Frederik Gregaard dismissed any notion that Cardano (ADA) is on the back foot, having released smart contracts just five weeks ago.
The Cardano Foundation CEO added that, rather than being handicapped, he thinks this puts the project in a much stronger position because the foundational groundwork to get to this point ensures longevity.
Let’s explore his reasoning.
Cardano takes a responsible approach to blockchain development
The Cardano Alonzo smart contract upgrade launched last month after four years in the works.
In the run-up to its release, skeptics leveled multiple criticisms throughout this period, including scam accusations, delayed releases, and the slow rate of development roll-outs, which is perhaps the most prevalent criticism.
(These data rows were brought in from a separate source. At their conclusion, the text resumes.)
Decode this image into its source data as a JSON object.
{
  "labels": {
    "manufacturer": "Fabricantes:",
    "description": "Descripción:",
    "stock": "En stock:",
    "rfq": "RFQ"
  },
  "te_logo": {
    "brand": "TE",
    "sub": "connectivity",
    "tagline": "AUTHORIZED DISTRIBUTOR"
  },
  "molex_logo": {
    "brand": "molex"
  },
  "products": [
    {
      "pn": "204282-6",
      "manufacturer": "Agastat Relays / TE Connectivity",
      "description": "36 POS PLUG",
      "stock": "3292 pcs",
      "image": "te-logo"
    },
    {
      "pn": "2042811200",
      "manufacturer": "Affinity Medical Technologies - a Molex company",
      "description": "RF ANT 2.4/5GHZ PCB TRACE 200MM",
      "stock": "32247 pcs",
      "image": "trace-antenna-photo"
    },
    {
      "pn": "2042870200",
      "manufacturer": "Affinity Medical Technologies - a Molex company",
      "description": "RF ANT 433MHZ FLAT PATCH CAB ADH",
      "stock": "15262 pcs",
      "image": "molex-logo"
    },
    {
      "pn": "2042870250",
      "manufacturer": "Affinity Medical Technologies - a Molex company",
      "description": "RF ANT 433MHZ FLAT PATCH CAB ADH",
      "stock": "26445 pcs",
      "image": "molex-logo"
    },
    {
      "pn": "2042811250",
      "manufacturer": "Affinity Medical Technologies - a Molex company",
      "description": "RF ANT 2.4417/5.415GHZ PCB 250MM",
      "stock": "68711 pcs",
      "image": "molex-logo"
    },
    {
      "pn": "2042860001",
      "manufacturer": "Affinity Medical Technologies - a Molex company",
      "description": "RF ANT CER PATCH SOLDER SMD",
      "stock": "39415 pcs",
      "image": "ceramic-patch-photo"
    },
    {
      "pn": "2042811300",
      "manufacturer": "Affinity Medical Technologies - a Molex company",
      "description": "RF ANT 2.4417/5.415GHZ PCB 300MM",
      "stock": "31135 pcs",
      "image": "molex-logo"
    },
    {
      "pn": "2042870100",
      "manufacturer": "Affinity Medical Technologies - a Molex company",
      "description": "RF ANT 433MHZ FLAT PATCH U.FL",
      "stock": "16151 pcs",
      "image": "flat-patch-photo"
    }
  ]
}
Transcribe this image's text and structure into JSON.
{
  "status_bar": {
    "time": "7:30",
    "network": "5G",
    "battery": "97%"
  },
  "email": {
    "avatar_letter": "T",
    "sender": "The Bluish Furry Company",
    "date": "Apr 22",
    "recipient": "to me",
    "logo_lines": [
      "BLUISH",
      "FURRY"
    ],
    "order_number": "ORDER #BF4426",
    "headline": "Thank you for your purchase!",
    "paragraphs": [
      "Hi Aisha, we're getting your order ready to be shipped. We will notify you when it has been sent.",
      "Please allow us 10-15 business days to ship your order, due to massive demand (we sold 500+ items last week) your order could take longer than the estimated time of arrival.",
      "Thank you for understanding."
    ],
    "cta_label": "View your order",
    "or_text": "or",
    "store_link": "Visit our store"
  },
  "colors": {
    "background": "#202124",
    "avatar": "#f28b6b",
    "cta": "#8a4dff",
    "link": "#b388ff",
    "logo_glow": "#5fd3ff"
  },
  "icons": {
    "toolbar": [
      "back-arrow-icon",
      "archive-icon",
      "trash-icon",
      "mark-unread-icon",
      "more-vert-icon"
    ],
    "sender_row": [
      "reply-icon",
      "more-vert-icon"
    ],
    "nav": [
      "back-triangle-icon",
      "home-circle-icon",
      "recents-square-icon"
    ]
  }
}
Inevitably, the main point of reference comes in comparing Cardano to Ethereum. In summing up the situation, IOHK CEO Charles Hoskinson said it all boils down to philosophical differences between the two.
While he added that both projects share a commonality in moving society forward through technology, Hoskinson thinks Cardano takes a more responsible approach, which unavoidably takes more time.
“I just happen to believe the way we do things is a bit more mature and responsible, because the way that we do things results in a better assurance that the systems we build won’t fail.”
Being late to smart contracts
Fast forward to now, and Gregaard expands on Hoskinson’s comment by saying, when it comes to building blockchains, reliability and resilience are the top priorities, not the speed of release.
He added that developing blockchain technology should be thought of as a long game, and getting things right to last for generations trumps any need to be first.
“For me, what is most important is reliability and resilience of the technology, right? But also the ability to use that over generations.”
Explaining why Cardano took so long to get to this stage, Gregaard said the developmental decision to build the computing layer separate from the accounting layer was a major factor in this.
He continued by saying while this system architecture approach may have slowed development and led to being late to the smart contract party, it has huge advantages in offering a simple and secure experience.
Comparing this to Ethereum’s architectural approach, which has both computing and accounting on the blockchain, Gregaard said this method relies on things happening outside of the smart contract. Not only does this introduce complexity with a greater risk of coding errors, but it offers hackers more attack vectors.